Frequently Asked Questions
Can I use other nuts instead of macadamia?
You can, though the flavor will be different. Cashews are the closest substitute with their buttery, mild flavor and similar texture. Pecans or almonds also work well. The unique richness and crunch of macadamias is hard to replicate, but any of these alternatives will still make a delicious cookie.
What if I cannot find macadamia nuts?
Check the baking aisle, the snack aisle, or the bulk bins at your grocery store. Macadamia nuts are also widely available online. If you truly cannot find them, use roasted cashews as the most similar substitute. Make sure whatever nut you use is unsalted and roasted for the best flavor.
Why are my cookies spreading flat?
Flat cookies usually mean the butter was too soft or partially melted when you started.

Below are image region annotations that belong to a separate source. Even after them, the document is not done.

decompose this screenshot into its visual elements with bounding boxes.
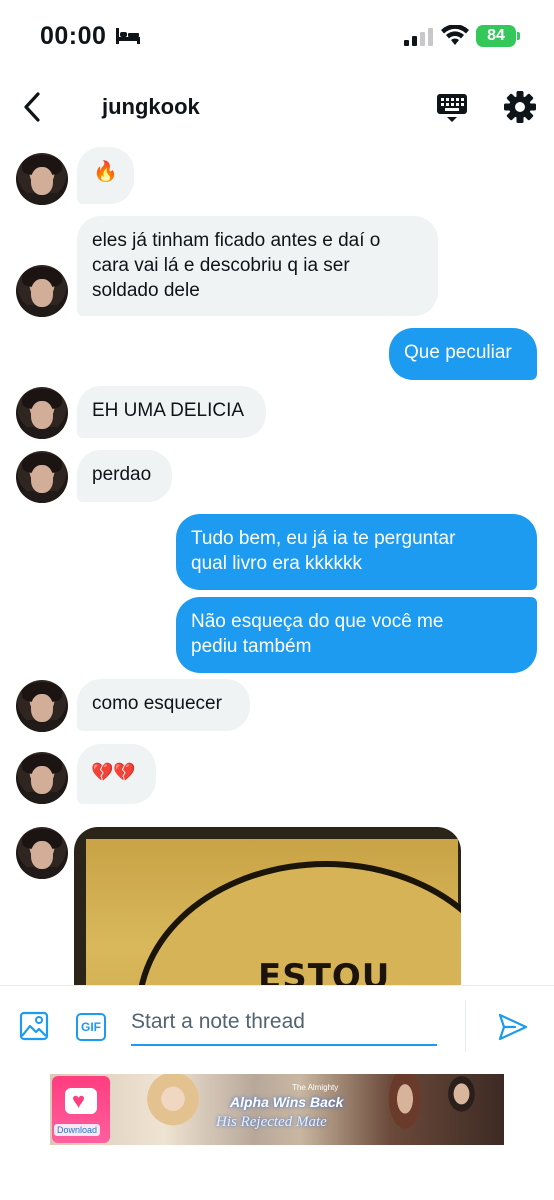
battery-indicator: 84 xyxy=(476,25,516,47)
ad-image-man xyxy=(430,1074,500,1145)
ad-image-woman xyxy=(128,1074,218,1145)
ad-download-label[interactable]: Download xyxy=(54,1124,101,1136)
image-icon[interactable] xyxy=(19,1011,49,1041)
ad-image-woman-2 xyxy=(380,1074,430,1145)
sender-avatar[interactable] xyxy=(16,752,68,804)
gif-icon[interactable]: GIF xyxy=(76,1013,106,1041)
keyboard-icon[interactable] xyxy=(436,92,468,124)
note-thread-input[interactable] xyxy=(131,1000,437,1046)
message-bubble-received[interactable]: eles já tinham ficado antes e daí o cara… xyxy=(77,216,438,316)
cellular-signal-icon xyxy=(404,28,433,46)
message-bubble-received[interactable]: como esquecer xyxy=(77,679,250,731)
message-bubble-received[interactable]: 🔥 xyxy=(77,147,134,204)
conversation-header: jungkook xyxy=(0,74,554,140)
message-bubble-sent[interactable]: Não esqueça do que você me pediu também xyxy=(176,597,537,673)
ad-title: Alpha Wins Back xyxy=(230,1094,344,1110)
sleep-mode-icon xyxy=(116,28,140,44)
status-time: 00:00 xyxy=(40,22,107,50)
composer-divider xyxy=(465,1000,466,1052)
message-bubble-received[interactable]: 💔💔 xyxy=(77,744,156,804)
ad-small-text: The Almighty xyxy=(292,1083,339,1092)
settings-gear-icon[interactable] xyxy=(503,90,537,124)
back-arrow-icon[interactable] xyxy=(18,90,50,124)
sender-avatar[interactable] xyxy=(16,680,68,732)
heart-icon xyxy=(65,1088,97,1114)
conversation-title[interactable]: jungkook xyxy=(102,94,200,120)
sender-avatar[interactable] xyxy=(16,153,68,205)
sender-avatar[interactable] xyxy=(16,827,68,879)
ad-subtitle: His Rejected Mate xyxy=(216,1114,327,1130)
message-image[interactable]: ESTOU xyxy=(74,827,461,997)
battery-tip xyxy=(517,32,520,40)
message-bubble-received[interactable]: EH UMA DELICIA xyxy=(77,386,266,438)
message-bubble-sent[interactable]: Tudo bem, eu já ia te perguntar qual liv… xyxy=(176,514,537,590)
sender-avatar[interactable] xyxy=(16,265,68,317)
image-content: ESTOU xyxy=(86,839,461,997)
status-bar: 00:00 84 xyxy=(0,0,554,74)
sender-avatar[interactable] xyxy=(16,451,68,503)
message-composer: GIF xyxy=(0,985,554,1065)
message-bubble-sent[interactable]: Que peculiar xyxy=(389,328,537,380)
sender-avatar[interactable] xyxy=(16,387,68,439)
wifi-icon xyxy=(441,25,469,45)
send-icon[interactable] xyxy=(498,1013,528,1041)
ad-banner[interactable]: Download The Almighty Alpha Wins Back Hi… xyxy=(50,1074,504,1145)
message-bubble-received[interactable]: perdao xyxy=(77,450,172,502)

It should be room temperature — soft enough to dent with your finger but still holding its shape. Also make sure your baking soda is not expired and that you are using enough flour. Chilling the dough for 30 minutes before baking can also help.
How should I chop macadamia nuts?
Place the nuts on a cutting board and use a sharp chef's knife to chop them into rough halves and quarters. You want a mix of sizes — some larger pieces for crunch and some smaller bits that distribute throughout the dough. Do not chop them too fine or they will disappear into the cookie.